El historiador y profesor Rafael Sánchez González, nos ilustra y documenta sobre la existencia del callejón de San Diego en una de sus publicaciones editada por la antigua Caja de Ahorros de Cádiz en 1987: el urbanismo portuense en la década comprendida entre los años 1828 – 1838 sobre el Ensanche del Campo de Guía. En ella podemos ver la reproducción del plano topográfico del Campo de Guía que realizaron a instancias del Ayuntamiento en 1835 el arquitecto portuense Torcuato-José Benjumeda y el tarraconense Juan Daura. Siguiendo sus explicaciones y contemplando detenidamente el plano de la imagen caemos en la cuenta de que existe un callejón sin salida muy poco conocido.

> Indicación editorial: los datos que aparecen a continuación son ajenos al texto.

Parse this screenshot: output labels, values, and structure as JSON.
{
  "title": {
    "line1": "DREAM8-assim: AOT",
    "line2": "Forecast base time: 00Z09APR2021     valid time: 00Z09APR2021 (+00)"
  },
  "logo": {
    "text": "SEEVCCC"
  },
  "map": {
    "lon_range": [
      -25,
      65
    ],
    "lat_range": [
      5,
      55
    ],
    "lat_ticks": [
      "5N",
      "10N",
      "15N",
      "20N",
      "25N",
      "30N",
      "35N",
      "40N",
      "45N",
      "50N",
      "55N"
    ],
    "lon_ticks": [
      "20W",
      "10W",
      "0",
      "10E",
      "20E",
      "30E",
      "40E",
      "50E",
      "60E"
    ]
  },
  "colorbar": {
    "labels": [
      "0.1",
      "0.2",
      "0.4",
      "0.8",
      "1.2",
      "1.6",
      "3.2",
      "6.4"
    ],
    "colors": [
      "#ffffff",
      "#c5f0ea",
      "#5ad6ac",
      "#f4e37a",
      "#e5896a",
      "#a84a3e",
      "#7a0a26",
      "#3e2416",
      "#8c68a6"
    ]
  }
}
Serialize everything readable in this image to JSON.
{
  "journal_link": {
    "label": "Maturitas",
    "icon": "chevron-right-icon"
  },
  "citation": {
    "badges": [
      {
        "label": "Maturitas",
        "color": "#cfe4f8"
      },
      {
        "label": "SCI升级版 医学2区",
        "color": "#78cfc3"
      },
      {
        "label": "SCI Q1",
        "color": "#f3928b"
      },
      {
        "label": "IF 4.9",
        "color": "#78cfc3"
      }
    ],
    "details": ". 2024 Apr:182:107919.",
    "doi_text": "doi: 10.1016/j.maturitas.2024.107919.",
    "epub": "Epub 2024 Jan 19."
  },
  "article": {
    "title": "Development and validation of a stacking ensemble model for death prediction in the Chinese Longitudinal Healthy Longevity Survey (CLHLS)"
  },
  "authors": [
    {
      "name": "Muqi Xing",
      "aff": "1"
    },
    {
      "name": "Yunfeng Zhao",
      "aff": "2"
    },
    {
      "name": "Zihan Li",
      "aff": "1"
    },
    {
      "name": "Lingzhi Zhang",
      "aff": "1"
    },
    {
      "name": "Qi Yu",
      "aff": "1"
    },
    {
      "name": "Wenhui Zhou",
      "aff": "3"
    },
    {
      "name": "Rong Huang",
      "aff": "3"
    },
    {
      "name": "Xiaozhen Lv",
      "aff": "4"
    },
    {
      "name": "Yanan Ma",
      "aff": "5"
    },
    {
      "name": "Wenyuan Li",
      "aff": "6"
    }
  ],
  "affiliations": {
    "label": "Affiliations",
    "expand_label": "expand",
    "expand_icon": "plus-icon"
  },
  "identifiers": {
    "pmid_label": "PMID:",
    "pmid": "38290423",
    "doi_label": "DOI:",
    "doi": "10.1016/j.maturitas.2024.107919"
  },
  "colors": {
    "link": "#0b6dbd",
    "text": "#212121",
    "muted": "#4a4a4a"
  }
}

El Ayuntamiento tomó en su momento la decisión de racionalizar toda la zona conocida como el Campo de Guía. Paraje en el que ya se habían construido algunas bodegas, como la de don Manuel Moreno de Mora; y otro bodeguero más que ya había echado los cimientos también para su nueva construcción, como era el caso de don Carlos Carrera, siguiendo la línea marcada con un anterior plano por don Valentín del Río el 13 de septiembre de 1833 y que más tarde se desechó. Ante esta medida ninguno de los dos propietarios va a quedar conforme con el propósito del Ayuntamiento, pues veían perjudicados sus intereses.
Fueron numerosas las discusiones que se mantuvieron para fijar las calles maestras que habrían de servir como guías para planificar adecuadamente el ensanche industrial. Como bien se puede observar en el plano, el callejón de San Diego sigue su proyección hasta la calle Aurora en paralelo con la de los Moros, pero que éste se corta a mitad de una manzana de bodegas. Los arquitectos redactores del plan consideraron más sensato que la trama viaria se basara sobre dos calles maestras: la calle Valdés y la calle de los Moros, pretendiendo con ello sin destruir las líneas cardinales del proyecto, conseguir una cierta uniformidad en todo el conjunto.
Por tal motivo fue rechazada la nueva calle que se alzó con el proyecto de 1833, “calle proyectada equivocadamente por el “aficionado” que hizo el plano primitivo, la cual acomete contra la bodega del Sr. Mora y debe cerrarse en la embocadura de la de San Bartolomé…”, según palabras textuales de los arquitectos; de la cual se puede decir que no tendría la categoría de calle, pues sería un callejón formado entre dos edificios que presentaría además muchos inconvenientes.
Pensaron en cambio que podría ser utilizada como comunicación interior por las bodegas ya edificadas y las que estaban edificándose en esos momentos, ya que su espacio, aunque estrecho podría servir para desahogo, luz y ventilación de los edificios.
Se razonaba entre otras consideraciones que “al quedar como callejón sería una zona propicia para el robo, y al estar al mismo tiempo habilitada como lugar de trabajaderos con un alto índice de combustibilidad se podrían causar importantes daños dado un fuego, que no sólo arruinaría a todos los dueños, sino que también produciría la infelicidad de multitud de familias que dependían de unos establecimientos tan poderosos que constituían la mayor parte de la riqueza de la ciudad”.
Finalmente se decidió que se cerrara con una portada por la calle San Bartolomé de la cual había de tener cada uno de los interesados una llave para cuando les fuese necesario, quedando en la obligación que en las horas de la noche tendría que estar cerrada para evitar los perjuicios que pudieran ocasionarse a las bodegas y al público en general.
Como habrán podido comprobar, El Puerto ciudad de misterios, de sombras y de leyendas tiene un callejón que nació torcido cuyo espíritu permanece escondido entre cuatro paredes con olor a vinaza.